Con todos estos ingredientes, que el texto de Palomas desarrolla con una suma apañada, que no inteligente, de lugares comunes y concesiones a la complicidad del público, la obra no alcanza a remontar el vuelo dramático ni consigue eso que da sentido al teatro: que quienes estemos sentados en la butaca notemos cómo se nos tambalea el esqueleto y los músculos que le dan movimiento. Con una dirección plana, y que solo parece estar al servicio de que las actrices se luzcan, Mario Gas ha hecho un montaje correcto pero muy conservador, que alcanza sus mejores momentos cuando todas las actrices componen el cuadro final, más que cuando en las pequeñas piezas del principio nos las presentan como si fueran trocitos arrancados de una novela. La escenografía es bella y efectiva, aunque me sobran las imágenes proyectadas, tan usadas en los últimos años, y que contradicen la esencia del teatro que no es otra que la palabra pura y desnuda. Lejos, muy lejos, Al faro, de Virginia Woolf.

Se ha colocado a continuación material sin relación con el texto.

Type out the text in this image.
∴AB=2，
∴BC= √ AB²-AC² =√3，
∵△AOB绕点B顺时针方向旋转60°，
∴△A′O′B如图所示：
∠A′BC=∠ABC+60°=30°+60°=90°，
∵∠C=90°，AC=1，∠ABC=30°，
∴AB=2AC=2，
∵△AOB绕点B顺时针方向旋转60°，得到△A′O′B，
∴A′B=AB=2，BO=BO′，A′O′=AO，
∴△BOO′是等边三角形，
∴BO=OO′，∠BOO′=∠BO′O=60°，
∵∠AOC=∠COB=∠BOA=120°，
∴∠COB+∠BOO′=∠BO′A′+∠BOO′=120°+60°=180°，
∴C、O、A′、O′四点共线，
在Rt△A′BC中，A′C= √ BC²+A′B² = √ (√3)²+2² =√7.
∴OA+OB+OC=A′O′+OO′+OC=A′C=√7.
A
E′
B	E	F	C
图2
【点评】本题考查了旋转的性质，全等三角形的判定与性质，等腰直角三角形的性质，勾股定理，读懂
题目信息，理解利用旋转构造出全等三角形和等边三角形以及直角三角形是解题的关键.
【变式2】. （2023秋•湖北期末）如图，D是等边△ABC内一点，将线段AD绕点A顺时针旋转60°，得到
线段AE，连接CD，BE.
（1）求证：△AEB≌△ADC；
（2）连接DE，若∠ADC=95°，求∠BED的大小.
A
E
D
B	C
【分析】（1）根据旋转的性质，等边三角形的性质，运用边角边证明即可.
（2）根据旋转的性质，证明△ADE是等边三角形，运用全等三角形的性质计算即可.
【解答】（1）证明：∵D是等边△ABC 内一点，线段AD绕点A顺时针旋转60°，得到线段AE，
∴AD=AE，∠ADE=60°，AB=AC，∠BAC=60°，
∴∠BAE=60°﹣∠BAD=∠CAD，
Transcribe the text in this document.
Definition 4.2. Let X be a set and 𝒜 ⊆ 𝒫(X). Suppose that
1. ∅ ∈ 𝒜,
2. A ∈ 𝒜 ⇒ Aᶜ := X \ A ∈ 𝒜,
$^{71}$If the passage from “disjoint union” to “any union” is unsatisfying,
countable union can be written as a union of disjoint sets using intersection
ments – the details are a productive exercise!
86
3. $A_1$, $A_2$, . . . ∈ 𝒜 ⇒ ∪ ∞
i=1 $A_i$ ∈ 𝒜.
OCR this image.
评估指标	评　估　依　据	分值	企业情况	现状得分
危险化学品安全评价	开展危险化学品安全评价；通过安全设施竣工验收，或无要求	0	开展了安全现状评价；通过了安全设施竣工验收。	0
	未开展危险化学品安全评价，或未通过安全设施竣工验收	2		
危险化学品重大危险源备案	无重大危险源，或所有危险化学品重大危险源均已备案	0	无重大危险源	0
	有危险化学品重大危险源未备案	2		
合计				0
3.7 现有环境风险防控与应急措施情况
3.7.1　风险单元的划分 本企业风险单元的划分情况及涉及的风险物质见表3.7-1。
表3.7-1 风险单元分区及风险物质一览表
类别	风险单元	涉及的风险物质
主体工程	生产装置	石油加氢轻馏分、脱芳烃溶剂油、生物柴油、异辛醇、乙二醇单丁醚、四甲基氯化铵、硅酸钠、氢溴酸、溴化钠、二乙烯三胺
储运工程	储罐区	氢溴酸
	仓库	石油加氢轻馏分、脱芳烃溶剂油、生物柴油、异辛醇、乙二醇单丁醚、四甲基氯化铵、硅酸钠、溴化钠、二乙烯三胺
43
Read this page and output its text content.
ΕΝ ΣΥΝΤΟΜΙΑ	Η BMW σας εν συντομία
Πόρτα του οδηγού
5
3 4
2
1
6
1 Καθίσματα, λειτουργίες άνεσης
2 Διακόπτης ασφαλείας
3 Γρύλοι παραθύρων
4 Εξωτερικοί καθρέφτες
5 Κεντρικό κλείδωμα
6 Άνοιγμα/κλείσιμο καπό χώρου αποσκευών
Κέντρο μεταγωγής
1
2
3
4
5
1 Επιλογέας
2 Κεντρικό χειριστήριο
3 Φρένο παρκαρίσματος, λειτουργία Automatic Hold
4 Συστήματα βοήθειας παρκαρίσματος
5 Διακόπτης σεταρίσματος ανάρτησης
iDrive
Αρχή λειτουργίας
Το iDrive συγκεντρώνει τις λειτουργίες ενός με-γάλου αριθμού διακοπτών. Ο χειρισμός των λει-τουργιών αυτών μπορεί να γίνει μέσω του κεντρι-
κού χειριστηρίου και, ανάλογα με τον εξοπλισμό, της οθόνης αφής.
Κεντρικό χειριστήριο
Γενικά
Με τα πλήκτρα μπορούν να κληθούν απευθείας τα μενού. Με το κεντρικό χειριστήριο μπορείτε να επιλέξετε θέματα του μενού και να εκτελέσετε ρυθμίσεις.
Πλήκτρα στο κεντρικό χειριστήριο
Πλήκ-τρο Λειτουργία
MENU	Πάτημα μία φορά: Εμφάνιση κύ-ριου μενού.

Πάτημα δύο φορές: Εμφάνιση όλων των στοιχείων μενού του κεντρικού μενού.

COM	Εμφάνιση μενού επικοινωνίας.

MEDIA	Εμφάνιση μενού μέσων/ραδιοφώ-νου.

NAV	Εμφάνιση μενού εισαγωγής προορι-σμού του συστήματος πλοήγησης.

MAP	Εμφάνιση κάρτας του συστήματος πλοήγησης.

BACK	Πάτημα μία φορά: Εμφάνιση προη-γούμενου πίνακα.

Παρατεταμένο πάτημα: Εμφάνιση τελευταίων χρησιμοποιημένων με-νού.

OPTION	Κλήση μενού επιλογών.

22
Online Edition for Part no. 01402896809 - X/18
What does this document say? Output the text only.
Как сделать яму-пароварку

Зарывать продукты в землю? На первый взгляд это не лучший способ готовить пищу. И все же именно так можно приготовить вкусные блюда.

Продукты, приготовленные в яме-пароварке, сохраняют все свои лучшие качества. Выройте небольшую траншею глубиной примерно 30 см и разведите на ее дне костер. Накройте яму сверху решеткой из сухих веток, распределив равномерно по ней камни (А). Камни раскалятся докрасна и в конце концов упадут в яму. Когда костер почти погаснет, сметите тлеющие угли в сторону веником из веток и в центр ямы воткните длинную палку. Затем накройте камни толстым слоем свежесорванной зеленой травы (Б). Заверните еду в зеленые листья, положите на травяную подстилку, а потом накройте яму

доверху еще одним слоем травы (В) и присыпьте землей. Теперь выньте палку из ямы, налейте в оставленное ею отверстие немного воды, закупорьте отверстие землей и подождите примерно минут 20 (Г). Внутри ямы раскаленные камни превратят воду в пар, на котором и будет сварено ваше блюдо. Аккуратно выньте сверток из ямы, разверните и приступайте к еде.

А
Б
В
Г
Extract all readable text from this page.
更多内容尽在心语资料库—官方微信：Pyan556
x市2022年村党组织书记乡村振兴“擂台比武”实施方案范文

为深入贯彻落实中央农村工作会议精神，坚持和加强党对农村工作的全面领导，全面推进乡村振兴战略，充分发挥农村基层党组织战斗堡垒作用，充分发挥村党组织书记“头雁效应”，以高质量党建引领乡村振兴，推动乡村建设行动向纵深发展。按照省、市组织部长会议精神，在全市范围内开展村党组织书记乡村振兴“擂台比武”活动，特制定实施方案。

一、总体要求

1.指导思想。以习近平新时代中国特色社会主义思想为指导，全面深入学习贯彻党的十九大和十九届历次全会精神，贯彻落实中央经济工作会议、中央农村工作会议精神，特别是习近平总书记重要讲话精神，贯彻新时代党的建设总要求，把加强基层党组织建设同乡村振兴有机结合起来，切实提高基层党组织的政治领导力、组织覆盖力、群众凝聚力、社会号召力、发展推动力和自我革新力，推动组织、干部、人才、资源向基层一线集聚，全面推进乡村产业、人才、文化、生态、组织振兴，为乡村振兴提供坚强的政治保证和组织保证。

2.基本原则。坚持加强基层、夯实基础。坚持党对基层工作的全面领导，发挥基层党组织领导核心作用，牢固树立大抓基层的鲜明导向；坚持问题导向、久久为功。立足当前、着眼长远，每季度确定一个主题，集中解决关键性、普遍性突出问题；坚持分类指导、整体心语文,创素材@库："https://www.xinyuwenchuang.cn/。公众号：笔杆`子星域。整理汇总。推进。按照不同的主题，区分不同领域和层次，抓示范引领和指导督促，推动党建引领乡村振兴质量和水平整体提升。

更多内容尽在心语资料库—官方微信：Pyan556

La hija del aire no se sostendría durante la escasa hora y media que dura, ni llenaría teatros como lo hizo anoche en Córdoba, sin las actrices que tratan de dar un poco de alma a personajes que son como bocetos de un dramón. Entre ellas, sobresalen la siempre poderosa Vicky Peña y una Nuria Espert que aporta todo su oficio de años al papel más agradecido. Ella, a sus 88 años, y en el que ha anunciado que será su último trabajo, encarna a la abuela de la familia. La que ya vive entre tiempos que se confunden y fogonazos de lucidez. A ella pertenecen los parlamentos más agudos e incluso cómicos, en muchos casos pensados para que el público suelte su carcajada como si estuviéramos en una comedia de Lina Morgan o en una obrita escrita por Gala a la mayor gloria de Concha Velasco. De la boca de esta mujer, que se debate entre el cansancio de la vida y el miedo a morir, entre los estragos de la dependencia y el soplo último de su carácter, salen las verdades más incómodas, los verbos esquivados por el resto, los adjetivos valientes de quien ya no tiene nada que perder. Aunque el personaje se nutre de un exceso de estereotipos –algún día tendremos que reflexionar sobre nuestros imaginarios de abuelitas, mujeres viejas y ancianas entre tiernas y chifladas, ¿verdad, Anna Freixas?-, la Espert lo levanta con dignidad y entrega. Aunque ya su voz esté débil y cueste a veces reconocer el peso de esa luz que parecía salir, entre volcánica y dulce, de su boca de perfil egipcio. Entiendo que la mayor parte de los aplausos entusiastas que se oyeron anoche en el Gran Teatro -uno de los lugares en los que he asistido siempre a la mayor generosidad, y a veces hasta exceso, en este momento en el que el público recupera su aliento democrático- iban dirigidos a la señora que ha recorrido la historia de todo un siglo de este país a lomos de heroínas y sufridoras. La lorquiana, la operística, la que frente a Adolfo Marsillach se atrevió a preguntar quién teme a Virginia Woolf, la clásica y la moderna. La que incluso sentada en una silla de ruedas, o con un bastón tembloroso, y con ese bellísimo pelo a lo Martín Gaite, nos emociona cuando se atreve a gritar ¿Es que ni jugar podemos las viejas?